Perhaps the first contact between horse and  humans occurred somewhere along  the Bering Straight land corridor late in the Pleistocene.  For during that time, our own species (Homo sapiens) was migrating east  from Eurasia into North America, as horses went west  to populate and form herds in Asia and eastern Europe.  However, by 10,000 years ago, horses  horses in North America had disappeared from the fossil record, perhaps as a result of  climate change, helped on by human predators who may have hunted them—no one knows.  


But they thrived in Europe, and in the great grass-lands or steppes of central Asia between the Black Sea and the Caspian Sea.   About 8,000 years ago in what is now Kazakhstan, the people of these vast grasslands or steppes may have first hunted horses for food and skins. But they soon came to realize that they were  more valuable alive and began to use them for riding, to facilitate hunting, as beasts of burden and as a source of meat too. These people of the steppes domesticated horses. They herded horses into corrals and paddocks where they were used as a source of food, milk, skins, and to carry burdens.  


The advent of the domestic horse changed the economy of the steppe people.  No longer were they forced to remain in one place. They could pack up their horses with their goods, tents, and families and travel to better lands for grazing, and hunting. Their change in lifestyle gave them an advantage over other tribes. There were able to exploit the grassland environment more effectively for meat and food. They accessed more calories, and nutritious foods and were healthier, taller, and were more likely to dominate their neighbors. 

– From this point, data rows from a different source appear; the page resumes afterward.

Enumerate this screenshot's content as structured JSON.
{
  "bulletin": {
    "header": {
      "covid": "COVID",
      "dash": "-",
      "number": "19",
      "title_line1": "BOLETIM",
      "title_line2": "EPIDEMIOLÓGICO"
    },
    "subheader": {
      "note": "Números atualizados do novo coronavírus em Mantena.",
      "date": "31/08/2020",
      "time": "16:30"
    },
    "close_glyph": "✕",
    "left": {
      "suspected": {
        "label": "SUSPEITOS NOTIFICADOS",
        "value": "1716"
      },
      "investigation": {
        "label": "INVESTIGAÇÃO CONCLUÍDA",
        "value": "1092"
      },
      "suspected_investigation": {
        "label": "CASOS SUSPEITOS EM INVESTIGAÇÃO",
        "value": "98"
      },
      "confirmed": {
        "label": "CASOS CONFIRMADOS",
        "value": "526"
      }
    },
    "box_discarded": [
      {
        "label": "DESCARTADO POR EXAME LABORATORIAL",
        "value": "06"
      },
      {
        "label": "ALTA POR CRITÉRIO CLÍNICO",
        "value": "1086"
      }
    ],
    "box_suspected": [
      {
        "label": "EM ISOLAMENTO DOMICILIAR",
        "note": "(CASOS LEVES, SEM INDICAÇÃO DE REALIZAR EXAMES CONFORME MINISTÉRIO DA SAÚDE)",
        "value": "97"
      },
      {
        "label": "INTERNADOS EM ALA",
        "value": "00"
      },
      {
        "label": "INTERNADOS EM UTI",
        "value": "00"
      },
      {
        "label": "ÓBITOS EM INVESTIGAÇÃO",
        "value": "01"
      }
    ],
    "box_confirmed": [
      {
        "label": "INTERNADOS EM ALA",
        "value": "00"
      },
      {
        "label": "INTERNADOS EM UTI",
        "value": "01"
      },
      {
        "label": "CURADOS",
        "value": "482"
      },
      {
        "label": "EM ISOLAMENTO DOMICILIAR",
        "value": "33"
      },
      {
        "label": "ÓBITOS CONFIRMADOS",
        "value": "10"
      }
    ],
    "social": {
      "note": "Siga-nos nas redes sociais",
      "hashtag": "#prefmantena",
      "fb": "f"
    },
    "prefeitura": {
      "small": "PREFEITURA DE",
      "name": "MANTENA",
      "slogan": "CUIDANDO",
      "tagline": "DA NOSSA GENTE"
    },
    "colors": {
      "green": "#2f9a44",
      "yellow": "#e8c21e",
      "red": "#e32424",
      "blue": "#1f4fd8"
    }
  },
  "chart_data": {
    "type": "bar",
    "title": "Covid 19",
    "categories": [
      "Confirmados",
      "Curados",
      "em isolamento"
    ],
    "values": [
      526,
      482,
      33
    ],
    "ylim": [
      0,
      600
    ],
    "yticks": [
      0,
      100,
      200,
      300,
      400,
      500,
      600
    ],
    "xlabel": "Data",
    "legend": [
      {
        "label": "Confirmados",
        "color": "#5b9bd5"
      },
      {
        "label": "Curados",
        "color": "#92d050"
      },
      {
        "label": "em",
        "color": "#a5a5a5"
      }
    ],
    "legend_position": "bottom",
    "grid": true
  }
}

From about 6-7000  years ago these horse-based pastoralists  spread out from Kazakhstan into western Europe riding and leading  their horses. Their nomadic lifestyle, military prowess  and horsemanship permitted them to dominate those areas into which they moved. 


These “horse people” who dominated others, brought not only the horse but also the language they spoke—Indo-European.  Indo-European is the parent language of almost all the modern languages we speak in the west today. The Indo-European language and the horse spread all through Europe.  


More than 5,500 years later, the Spanish discovered and widely explored the New World. They brought horses with them to serve as mounts and beasts of burden during these incursions. Thus the Spanish speaking an Indo European language—introduced a language as well as the horse into North America. The Spanish reintroduced the horse to where it once had evolved and introduced their Indo European language to North America as well. 


Many Spanish horses escaped into the wild, to form wild bands or herds.  Others were stolen by indigenous peoples of the southern  plains, most notably the Comanche who famously adapted to the horse, just as those ancient people of the Asian steppes some 6,000-8,000 years ago had done.   More than nine thousand years after if was exterminated from North America the horse again prospered in the grasslands of the west. 


Today our wild mustangs still roam the hills and valleys of Nevada, Utah and Colorado where some say they are feral —not wild—animals introduced by man.  But history seems to suggest-they came form North America and are now back where they belong.